5.) Consider Your Dog’s Needs and Personality

 

            Since this day is all about your special pooch, you’ll want to take their individual personality and any special needs into consideration. “People should ensure that however they choose to celebrate is something their dog would enjoy,” Tull says. For instance, a shy dog might get very overwhelmed with a big party with a lot of people and other dogs. “On the other hand, if you have a gregarious ‘never met a dog or person I didn't like’ pup, that dog may love a gathering at a dog park with his buddies, a group hike, or if he goes to doggie daycare, invite his pals and their people to something there,” she adds.
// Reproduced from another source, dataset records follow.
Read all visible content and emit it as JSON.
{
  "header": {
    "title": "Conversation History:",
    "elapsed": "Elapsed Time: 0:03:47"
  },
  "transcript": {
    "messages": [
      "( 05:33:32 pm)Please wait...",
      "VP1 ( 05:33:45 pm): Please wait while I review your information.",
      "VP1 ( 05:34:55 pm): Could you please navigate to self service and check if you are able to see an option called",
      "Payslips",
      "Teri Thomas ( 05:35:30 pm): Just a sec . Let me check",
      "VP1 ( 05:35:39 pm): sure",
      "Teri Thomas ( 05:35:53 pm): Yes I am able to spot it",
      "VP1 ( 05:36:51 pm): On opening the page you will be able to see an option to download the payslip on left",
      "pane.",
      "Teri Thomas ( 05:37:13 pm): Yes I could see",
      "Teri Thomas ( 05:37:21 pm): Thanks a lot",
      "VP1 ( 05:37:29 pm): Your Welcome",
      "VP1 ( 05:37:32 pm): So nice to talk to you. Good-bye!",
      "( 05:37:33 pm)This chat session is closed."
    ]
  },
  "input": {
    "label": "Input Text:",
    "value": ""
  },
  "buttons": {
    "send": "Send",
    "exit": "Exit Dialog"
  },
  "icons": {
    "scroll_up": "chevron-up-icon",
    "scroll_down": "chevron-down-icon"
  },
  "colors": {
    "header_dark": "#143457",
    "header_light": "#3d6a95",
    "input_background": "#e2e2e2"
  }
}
            If your dog has dietary restrictions, you can replace the traditional birthday cake with something they can enjoy, or opt for a pile of chew toys. “If your dog isn’t as spry as they used to be, be sure to provide plenty of breaks or a place to retreat so they don’t get overwhelmed by all of the excitement,” Ellis adds. “Whether your puppy is ready to celebrate their first year, or a senior dog who has lived a full and glorious life, birthdays can be tailored to your dog’s needs.”

6.) Keep it Simple

            If party planning just isn’t your thing, keep in mind that most dogs are more than happy just to spend some extra time with you. “We live in a very rushed, over-booked, stressful world. If celebrating your dog's birthday or adoption day is going to be one more item on your to-do list that fills you with dread, don't do it,” Keith advises. “Wake up and tell her you love her and wish her a happy birthday. Give her an extra walk or an extra treat. Your dog doesn't know it's her birthday, and to her, just being with you is celebration enough.”